Several small engine planes sit on a rugged tarmac.
Sugar Loaf Shores Airport. | Photo: Karuna Eberl

4. Sugar Loaf Shores Airport, Mile Marker 17

Many scenes from the 1989 James Bond film License to Kill were filmed in the Keys, including the opening aerial sequence, which took place above the Sugar Loaf Shores Airport. Today you can relive it in person with a tandem skydiving adventure that launches from the airport. Parts of 1994’s Drop Zone, starring Wesley Snipes, were also filmed there.  

Detour

For literary fans, mile marker 17 is also home to Sugarloaf Lodge, a favorite haunt of gonzo journalist and author Hunter S. Thompson. In 1986, a filmmaker made a television pilot centered around the quirky character; Breakfast With Hunter never got picked up, but snippets of it, some of which took place at Sugarloaf Lodge, can be found around the internet.


A brightly colored house is painted in shades of peach, green. blue, and yellow.
MTV Real World House. | Photo: Karuna Eberl

5. MTV’s The Real World House, Mile Marker 5

The colorful 2006 Real World house still stands in the Key Haven neighborhood just outside of Key West. The 6,000-square-foot, 10-bedroom palace can be rented as a vacation home for $3,000 a night. MTV took the cameras with them, however, so your vacation there will probably not turn into an international spectacle.

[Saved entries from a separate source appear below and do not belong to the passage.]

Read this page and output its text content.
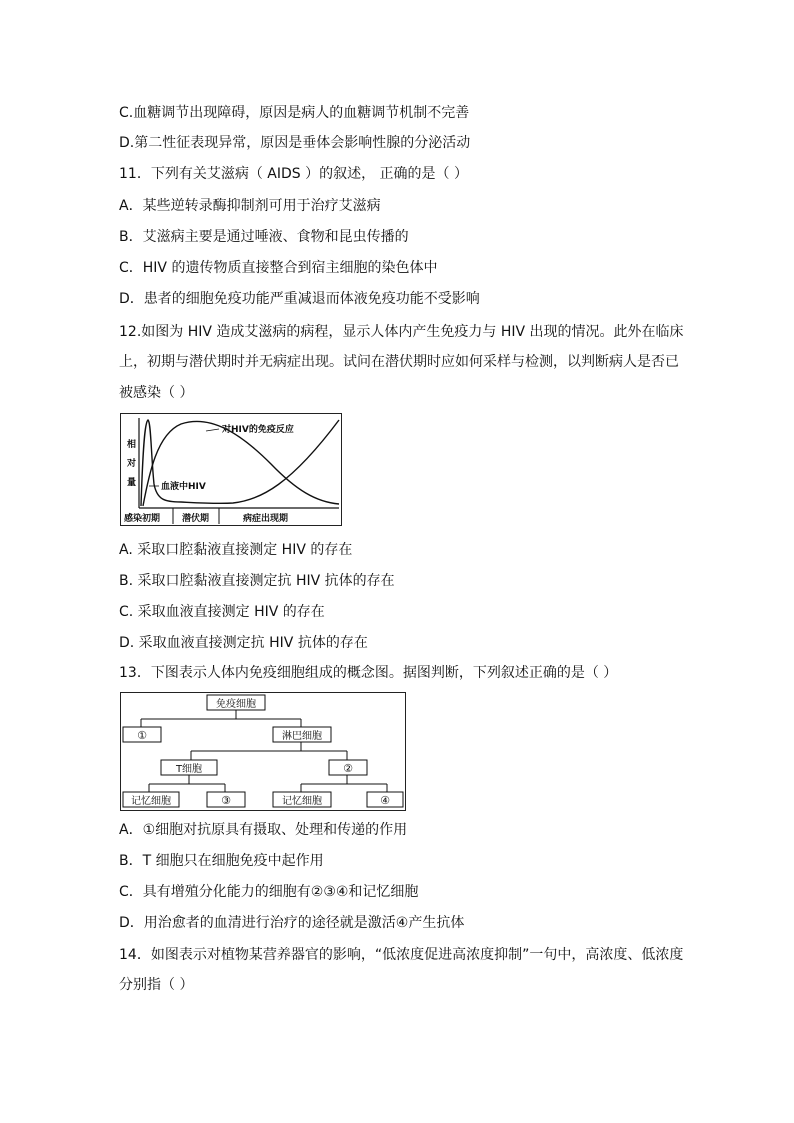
C.血糖调节出现障碍，原因是病人的血糖调节机制不完善
D.第二性征表现异常，原因是垂体会影响性腺的分泌活动
11．下列有关艾滋病（ AIDS ）的叙述， 正确的是（ ）
A．某些逆转录酶抑制剂可用于治疗艾滋病
B．艾滋病主要是通过唾液、食物和昆虫传播的
C．HIV 的遗传物质直接整合到宿主细胞的染色体中
D．患者的细胞免疫功能严重减退而体液免疫功能不受影响
12.如图为 HIV 造成艾滋病的病程，显示人体内产生免疫力与 HIV 出现的情况。此外在临床
上，初期与潜伏期时并无病症出现。试问在潜伏期时应如何采样与检测，以判断病人是否已
被感染（ ）
相
对
量
对HIV的免疫反应
血液中HIV
感染初期 潜伏期	病症出现期
A. 采取口腔黏液直接测定 HIV 的存在
B. 采取口腔黏液直接测定抗 HIV 抗体的存在
C. 采取血液直接测定 HIV 的存在
D. 采取血液直接测定抗 HIV 抗体的存在
13．下图表示人体内免疫细胞组成的概念图。据图判断，下列叙述正确的是（ ）
免疫细胞
①	淋巴细胞
T细胞	②
记忆细胞	③	记忆细胞	④
A．①细胞对抗原具有摄取、处理和传递的作用
B．T 细胞只在细胞免疫中起作用
C．具有增殖分化能力的细胞有②③④和记忆细胞
D．用治愈者的血清进行治疗的途径就是激活④产生抗体
14．如图表示对植物某营养器官的影响，“低浓度促进高浓度抑制”一句中，高浓度、低浓度
分别指（ ）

A white house with yellow shutters is surrounded by flowering greenery.
Ernest Hemingway Home and Museum. | Photo: Karuna Eberl

6. Ernest Hemingway Home and Museum, Mile Marker 0.4

Famous in its own right, Ernest Hemingway’s former home has been a filming location for a number of films, including The Leisure Seeker (2017); it’s where Donald Sutherland’s character enjoys his last dance. It’s also just a few blocks from the southernmost terminus (Mile Marker 0) of the 2,370-mile U.S. Highway 1, and the Southernmost Point Buoy


A small church is surrounded by palm trees.
The Basilica of Saint Mary, Star of the Sea. | Photo: Karuna Eberl

7. Basilica of Saint Mary Star of the Sea, Mile Marker 0.8

Another set from License to Kill, Timothy Dalton’s Bond parachuted onto the roof of this church. Some of the film’s other Key West locations include Garrison Bight Marina, Mallory Square, the Key West International Airport, and Thai Island, which was named the Barrelhead Bar in the film. 


A long-distance view of an inhabited island.
Sunset Key, as seen from Mallory Square. | Photo: Karuna Eberl

8. Sunset Key, Mile Marker -1

Just past the end of the road, you have to take a ferry ride to get to the swanky Sunset Key Cottages, a location for one of the final scenes in the cult comedy Office Space (1999). It’s Milton’s (Stephen Root) escape in the tropics, where the waiter brings him a piña colada, instead of the mai tai he ordered. A nice place to sip a cocktail and watch the sun set, before heading back north.